All right, now let's do this together. So what I want to do is make a table that shows all of the different scenarios for rolling two fair six-sided dice. So let me make columns for roll one. So that is: you get a one, this is when you get a two, this is when you get a three, this is when you get a four, this is when you get a five, and then this is when you get a six.
And then here, let's do it for the other die. So this is when you get a one, this is when you get a two, this is when you get a three, this is when you get a four, this is when you get a five, and then this is when you get a six. So one way to think about it is this: this is roll one, or let me write it this way: die one and die two. This could be a one, a two, a three, a four, a five, or a six, and this could be a one, a two, a three, a four, a five, or six.
Now what we could do is fill in these 36 squares to figure out what the sum is. Actually, let me just do that, and I'll try to do it really fast.

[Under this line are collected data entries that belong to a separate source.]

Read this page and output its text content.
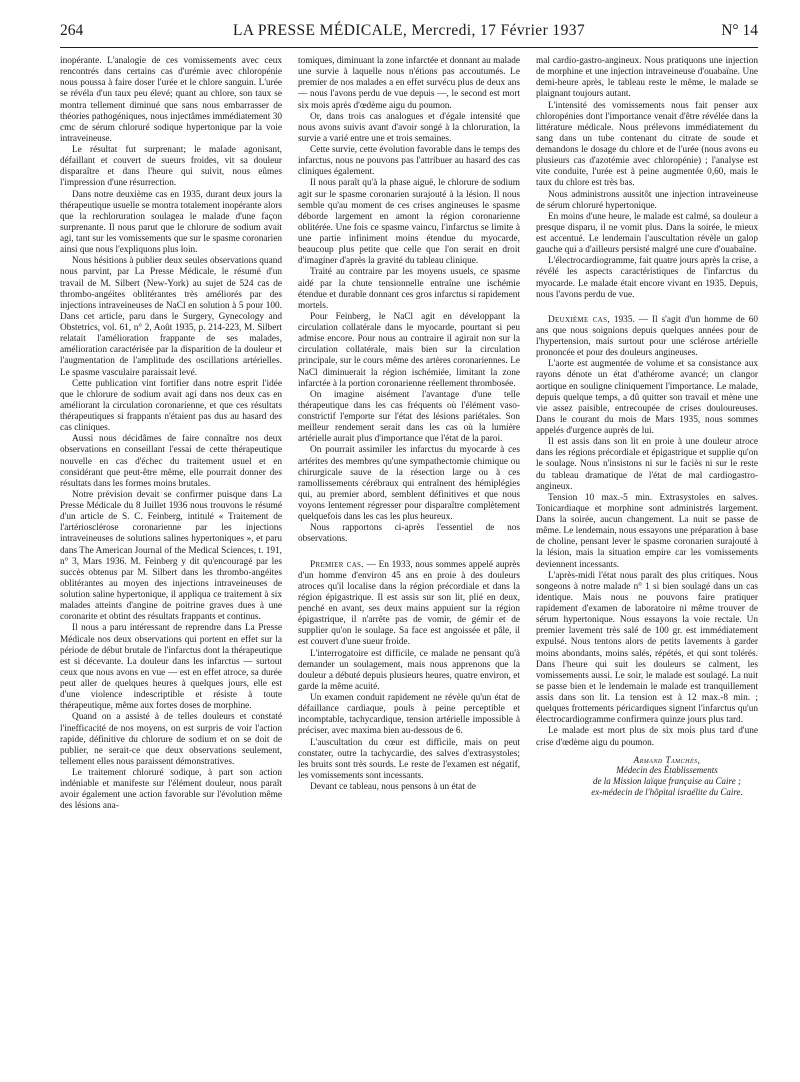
264	LA PRESSE MÉDICALE, Mercredi, 17 Février 1937	N° 14

inopérante. L'analogie de ces vomissements avec ceux rencontrés dans certains cas d'urémie avec chloropénie nous poussa à faire doser l'urée et le chlore sanguin. L'urée se révéla d'un taux peu élevé; quant au chlore, son taux se montra tellement diminué que sans nous embarrasser de théories pathogéniques, nous injectâmes immédiatement 30 cmc de sérum chloruré sodique hypertonique par la voie intraveineuse.

Le résultat fut surprenant; le malade agonisant, défaillant et couvert de sueurs froides, vit sa douleur disparaître et dans l'heure qui suivit, nous eûmes l'impression d'une résurrection.

Dans notre deuxième cas en 1935, durant deux jours la thérapeutique usuelle se montra totalement inopérante alors que la rechloruration soulagea le malade d'une façon surprenante. Il nous parut que le chlorure de sodium avait agi, tant sur les vomissements que sur le spasme coronarien ainsi que nous l'expliquons plus loin.

Nous hésitions à publier deux seules observations quand nous parvint, par La Presse Médicale, le résumé d'un travail de M. Silbert (New-York) au sujet de 524 cas de thrombo-angéites oblitérantes très améliorés par des injections intraveineuses de NaCl en solution à 5 pour 100. Dans cet article, paru dans le Surgery, Gynecology and Obstetrics, vol. 61, n° 2, Août 1935, p. 214-223, M. Silbert relatait l'amélioration frappante de ses malades, amélioration caractérisée par la disparition de la douleur et l'augmentation de l'amplitude des oscillations artérielles. Le spasme vasculaire paraissait levé.

Cette publication vint fortifier dans notre esprit l'idée que le chlorure de sodium avait agi dans nos deux cas en améliorant la circulation coronarienne, et que ces résultats thérapeutiques si frappants n'étaient pas dus au hasard des cas cliniques.

Aussi nous décidâmes de faire connaître nos deux observations en conseillant l'essai de cette thérapeutique nouvelle en cas d'échec du traitement usuel et en considérant que peut-être même, elle pourrait donner des résultats dans les formes moins brutales.

Notre prévision devait se confirmer puisque dans La Presse Médicale du 8 Juillet 1936 nous trouvons le résumé d'un article de S. C. Feinberg, intitulé « Traitement de l'artériosclérose coronarienne par les injections intraveineuses de solutions salines hypertoniques », et paru dans The American Journal of the Medical Sciences, t. 191, n° 3, Mars 1936. M. Feinberg y dit qu'encouragé par les succès obtenus par M. Silbert dans les thrombo-angéites oblitérantes au moyen des injections intraveineuses de solution saline hypertonique, il appliqua ce traitement à six malades atteints d'angine de poitrine graves dues à une coronarite et obtint des résultats frappants et continus.

Il nous a paru intéressant de reprendre dans La Presse Médicale nos deux observations qui portent en effet sur la période de début brutale de l'infarctus dont la thérapeutique est si décevante. La douleur dans les infarctus — surtout ceux que nous avons en vue — est en effet atroce, sa durée peut aller de quelques heures à quelques jours, elle est d'une violence indescriptible et résiste à toute thérapeutique, même aux fortes doses de morphine.

Quand on a assisté à de telles douleurs et constaté l'inefficacité de nos moyens, on est surpris de voir l'action rapide, définitive du chlorure de sodium et on se doit de publier, ne serait-ce que deux observations seulement, tellement elles nous paraissent démonstratives.

Le traitement chloruré sodique, à part son action indéniable et manifeste sur l'élément douleur, nous paraît avoir également une action favorable sur l'évolution même des lésions ana-

tomiques, diminuant la zone infarctée et donnant au malade une survie à laquelle nous n'étions pas accoutumés. Le premier de nos malades a en effet survécu plus de deux ans — nous l'avons perdu de vue depuis —, le second est mort six mois après d'œdème aigu du poumon.

Or, dans trois cas analogues et d'égale intensité que nous avons suivis avant d'avoir songé à la chloruration, la survie a varié entre une et trois semaines.

Cette survie, cette évolution favorable dans le temps des infarctus, nous ne pouvons pas l'attribuer au hasard des cas cliniques également.

Il nous paraît qu'à la phase aiguë, le chlorure de sodium agit sur le spasme coronarien surajouté à la lésion. Il nous semble qu'au moment de ces crises angineuses le spasme déborde largement en amont la région coronarienne oblitérée. Une fois ce spasme vaincu, l'infarctus se limite à une partie infiniment moins étendue du myocarde, beaucoup plus petite que celle que l'on serait en droit d'imaginer d'après la gravité du tableau clinique.

Traité au contraire par les moyens usuels, ce spasme aidé par la chute tensionnelle entraîne une ischémie étendue et durable donnant ces gros infarctus si rapidement mortels.

Pour Feinberg, le NaCl agit en développant la circulation collatérale dans le myocarde, pourtant si peu admise encore. Pour nous au contraire il agirait non sur la circulation collatérale, mais bien sur la circulation principale, sur le cours même des artères coronariennes. Le NaCl diminuerait la région ischémiée, limitant la zone infarctée à la portion coronarienne réellement thrombosée.

On imagine aisément l'avantage d'une telle thérapeutique dans les cas fréquents où l'élément vaso-constrictif l'emporte sur l'état des lésions pariétales. Son meilleur rendement serait dans les cas où la lumière artérielle aurait plus d'importance que l'état de la paroi.

On pourrait assimiler les infarctus du myocarde à ces artérites des membres qu'une sympathectomie chimique ou chirurgicale sauve de la résection large ou à ces ramollissements cérébraux qui entraînent des hémiplégies qui, au premier abord, semblent définitives et que nous voyons lentement régresser pour disparaître complètement quelquefois dans les cas les plus heureux.

Nous rapportons ci-après l'essentiel de nos observations.

Premier cas. — En 1933, nous sommes appelé auprès d'un homme d'environ 45 ans en proie à des douleurs atroces qu'il localise dans la région précordiale et dans la région épigastrique. Il est assis sur son lit, plié en deux, penché en avant, ses deux mains appuient sur la région épigastrique, il n'arrête pas de vomir, de gémir et de supplier qu'on le soulage. Sa face est angoissée et pâle, il est couvert d'une sueur froide.

L'interrogatoire est difficile, ce malade ne pensant qu'à demander un soulagement, mais nous apprenons que la douleur a débuté depuis plusieurs heures, quatre environ, et garde la même acuité.

Un examen conduit rapidement ne révèle qu'un état de défaillance cardiaque, pouls à peine perceptible et incomptable, tachycardique, tension artérielle impossible à préciser, avec maxima bien au-dessous de 6.

L'auscultation du cœur est difficile, mais on peut constater, outre la tachycardie, des salves d'extrasystoles; les bruits sont très sourds. Le reste de l'examen est négatif, les vomissements sont incessants.

Devant ce tableau, nous pensons à un état de

mal cardio-gastro-angineux. Nous pratiquons une injection de morphine et une injection intraveineuse d'ouabaïne. Une demi-heure après, le tableau reste le même, le malade se plaignant toujours autant.

L'intensité des vomissements nous fait penser aux chloropénies dont l'importance venait d'être révélée dans la littérature médicale. Nous prélevons immédiatement du sang dans un tube contenant du citrate de soude et demandons le dosage du chlore et de l'urée (nous avons eu plusieurs cas d'azotémie avec chloropénie) ; l'analyse est vite conduite, l'urée est à peine augmentée 0,60, mais le taux du chlore est très bas.

Nous administrons aussitôt une injection intraveineuse de sérum chloruré hypertonique.

En moins d'une heure, le malade est calmé, sa douleur a presque disparu, il ne vomit plus. Dans la soirée, le mieux est accentué. Le lendemain l'auscultation révèle un galop gauche qui a d'ailleurs persisté malgré une cure d'ouabaïne.

L'électrocardiogramme, fait quatre jours après la crise, a révélé les aspects caractéristiques de l'infarctus du myocarde. Le malade était encore vivant en 1935. Depuis, nous l'avons perdu de vue.

Deuxième cas, 1935. — Il s'agit d'un homme de 60 ans que nous soignions depuis quelques années pour de l'hypertension, mais surtout pour une sclérose artérielle prononcée et pour des douleurs angineuses.

L'aorte est augmentée de volume et sa consistance aux rayons dénote un état d'athérome avancé; un clangor aortique en souligne cliniquement l'importance. Le malade, depuis quelque temps, a dû quitter son travail et mène une vie assez paisible, entrecoupée de crises douloureuses. Dans le courant du mois de Mars 1935, nous sommes appelés d'urgence auprès de lui.

Il est assis dans son lit en proie à une douleur atroce dans les régions précordiale et épigastrique et supplie qu'on le soulage. Nous n'insistons ni sur le faciès ni sur le reste du tableau dramatique de l'état de mal cardiogastro-angineux.

Tension 10 max.-5 min. Extrasystoles en salves. Tonicardiaque et morphine sont administrés largement. Dans la soirée, aucun changement. La nuit se passe de même. Le lendemain, nous essayons une préparation à base de choline, pensant lever le spasme coronarien surajouté à la lésion, mais la situation empire car les vomissements deviennent incessants.

L'après-midi l'état nous paraît des plus critiques. Nous songeons à notre malade n° 1 si bien soulagé dans un cas identique. Mais nous ne pouvons faire pratiquer rapidement d'examen de laboratoire ni même trouver de sérum hypertonique. Nous essayons la voie rectale. Un premier lavement très salé de 100 gr. est immédiatement expulsé. Nous tentons alors de petits lavements à garder moins abondants, moins salés, répétés, et qui sont tolérés. Dans l'heure qui suit les douleurs se calment, les vomissements aussi. Le soir, le malade est soulagé. La nuit se passe bien et le lendemain le malade est tranquillement assis dans son lit. La tension est à 12 max.-8 min. ; quelques frottements péricardiques signent l'infarctus qu'un électrocardiogramme confirmera quinze jours plus tard.

Le malade est mort plus de six mois plus tard d'une crise d'œdème aigu du poumon.

Armand Tamchès,
Médecin des Établissements
de la Mission laïque française au Caire ;
ex-médecin de l'hôpital israélite du Caire.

One plus one is two, so it's three, four, five, six, seven. This is three, four, five, six, seven, eight. This is four, five, six, seven, eight, nine. This is five, six, seven, eight, nine, ten. This is six, seven, eight, nine, ten, eleven. Last but not least, seven, eight, nine, ten, eleven, and twelve. Took a little less time than I suspected.
All right, let's think about this scenario. If the sum is 7, then Roberto will dust. So where is the sum 7? So we have that ones twice, three times, four, five, six. So six out of... so six of these outcomes result in a sum of 7.
And how many possible equally likely outcomes are there? Well, there are six times six equally possible outcomes, or 36. So six out of the 36, or this is another way of saying there's a one-sixth probability that Roberto will dust.
And then let's think about the 10s or 11s. If the sum is 10 or 11, then Jocelyn will dust. So 10 or 11. So we have one, two, three, four, five. So this is only happening five out of the 36 times.
So in any given roll, it's a higher probability that Roberto will dust than Jocelyn will. And of course, if neither of these happen, they're going to roll again. But on that second roll, there's a higher probability that Roberto will dust than Jocelyn will dust.
So in general, this is not fair. There's a higher probability that Roberto dusts. So this is our choice.